This article answers a common question: How can I load tabular data quickly from S3 into a Metaflow workflow and process it efficiently? Thanks to Metaflow’s straightforward support for vertical scalability, its high-throughput S3 client, and high-performance tooling powered by Apache Arrow, you can handle surprisingly large amounts of data, surprisingly fast.
You can execute all benchmarks and examples with the code in this repository.
Ever since the early days of Metaflow at Netflix, we have been asking a fundamental question from data scientists and other users of Metaflow: What is the greatest source of friction in your day to day work? Maybe unsurprisingly, the majority of answers relate to data: Finding the right data, accessing data, transforming data, and utilizing data in various ways.
In contrast to traditional software, which has a limited surface area with the outside world, data exposes ML/AI-powered applications to constantly changing real-world entropy and complexity. It would be unreasonable to expect that we can address the diverse use cases with a single nifty solution. Needs differ greatly, say, between computer vision, NLP, large tabular data, and small datasets.
We can support a wide variety of use cases by working well with a broad set of open-source data tools and efficient infrastructure. This approach is illustrated by our view of the full stack of ML infrastructure which acknowledges the need of providing plenty of support for data:
Metaflow doesn’t provide magical new abstractions or paradigms for processing data, but it provides foundational, human-friendly infrastructure that works smoothly with the tools of your choice. Data scientists certainly care about data but data tooling should just work without hassle. Often simpler is better.
This article focuses on a common use case of data: tabular, structured datasets. This use case is particularly interesting, as tooling for it has evolved rapidly over the past few years.
A fast path for tabular data
All modern data warehousing solutions either store data natively as Parquet-encoded files (like various versions of the cloud-based data lake e.g. powered by AWS Athena or Spark), or they allow exporting/unloading data as Parquet files (e.g. Snowflake or Redshift).
Conveniently, these systems allow you to create materialized views which can be processed outside the warehouse. You can use SQL and the Create-Table-As-Select (CTAS) pattern to query even petabytes of data, extracting the results for downstream processing in Metaflow.
Once you have Parquet files in S3, you can hit the fast path:
You can load data from S3 directly to memory very quickly, at tens of gigabits per second or more, using Metaflow’s optimized S3 client,
Once in memory, Parquet data can be decoded efficiently using Apache Arrow.
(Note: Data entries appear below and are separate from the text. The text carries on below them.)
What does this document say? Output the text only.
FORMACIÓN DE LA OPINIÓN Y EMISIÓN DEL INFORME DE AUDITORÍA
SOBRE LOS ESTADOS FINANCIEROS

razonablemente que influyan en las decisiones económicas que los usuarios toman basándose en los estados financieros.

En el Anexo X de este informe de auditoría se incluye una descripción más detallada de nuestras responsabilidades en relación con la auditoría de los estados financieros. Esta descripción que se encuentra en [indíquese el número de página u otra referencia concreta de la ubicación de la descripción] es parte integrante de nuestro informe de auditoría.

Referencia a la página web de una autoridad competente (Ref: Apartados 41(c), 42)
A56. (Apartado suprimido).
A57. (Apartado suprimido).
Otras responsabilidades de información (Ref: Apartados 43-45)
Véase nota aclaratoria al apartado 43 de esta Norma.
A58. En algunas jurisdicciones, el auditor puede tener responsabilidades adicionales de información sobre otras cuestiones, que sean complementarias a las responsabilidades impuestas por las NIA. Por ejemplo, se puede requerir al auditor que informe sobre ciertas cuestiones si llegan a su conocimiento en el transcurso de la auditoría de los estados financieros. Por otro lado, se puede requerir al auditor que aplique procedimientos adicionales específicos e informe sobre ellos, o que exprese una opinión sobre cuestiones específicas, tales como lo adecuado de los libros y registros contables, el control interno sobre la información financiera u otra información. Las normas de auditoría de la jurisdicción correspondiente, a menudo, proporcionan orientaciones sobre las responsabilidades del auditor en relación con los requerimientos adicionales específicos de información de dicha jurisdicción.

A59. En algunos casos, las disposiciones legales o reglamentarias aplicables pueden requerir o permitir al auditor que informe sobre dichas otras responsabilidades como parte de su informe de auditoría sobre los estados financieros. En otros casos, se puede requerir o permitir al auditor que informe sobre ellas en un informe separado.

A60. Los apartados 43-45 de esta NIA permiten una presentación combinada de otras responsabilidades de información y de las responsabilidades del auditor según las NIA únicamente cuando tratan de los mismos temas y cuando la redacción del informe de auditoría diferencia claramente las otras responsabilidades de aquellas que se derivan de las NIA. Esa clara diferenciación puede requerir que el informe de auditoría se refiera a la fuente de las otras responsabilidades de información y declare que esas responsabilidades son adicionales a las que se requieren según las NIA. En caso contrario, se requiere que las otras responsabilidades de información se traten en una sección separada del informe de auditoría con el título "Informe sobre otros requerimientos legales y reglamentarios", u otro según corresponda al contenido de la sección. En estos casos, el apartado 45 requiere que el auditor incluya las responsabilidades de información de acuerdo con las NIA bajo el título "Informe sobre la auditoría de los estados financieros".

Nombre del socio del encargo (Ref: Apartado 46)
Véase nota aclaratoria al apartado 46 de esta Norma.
The in-memory tables produced by Arrow are interoperable with various modern data tools, so you can use the data in various ways without making additional copies, which speeds up processing and avoids unnecessary memory overhead.
This pattern is becoming increasingly popular, thanks to the maturation of Apache Arrow itself and versatile tools around it. The excitement is further motivated by the realization that a single medium-size EC2 instance can handle an amount of data that used to require a Hadoop or Spark cluster just a decade ago - this time with much fewer operational headaches, and at a much lower cost.
The pattern is still new, so not everyone is fully aware of how well and fast it works - under suitable conditions. To showcase this, we first focus on the left side of the diagram, addressing a common myth that loading data from S3 is slow. After this, we focus on the right side, demonstrating how to use the data with various high-performance tools efficiently.
S3 is fast (when used correctly)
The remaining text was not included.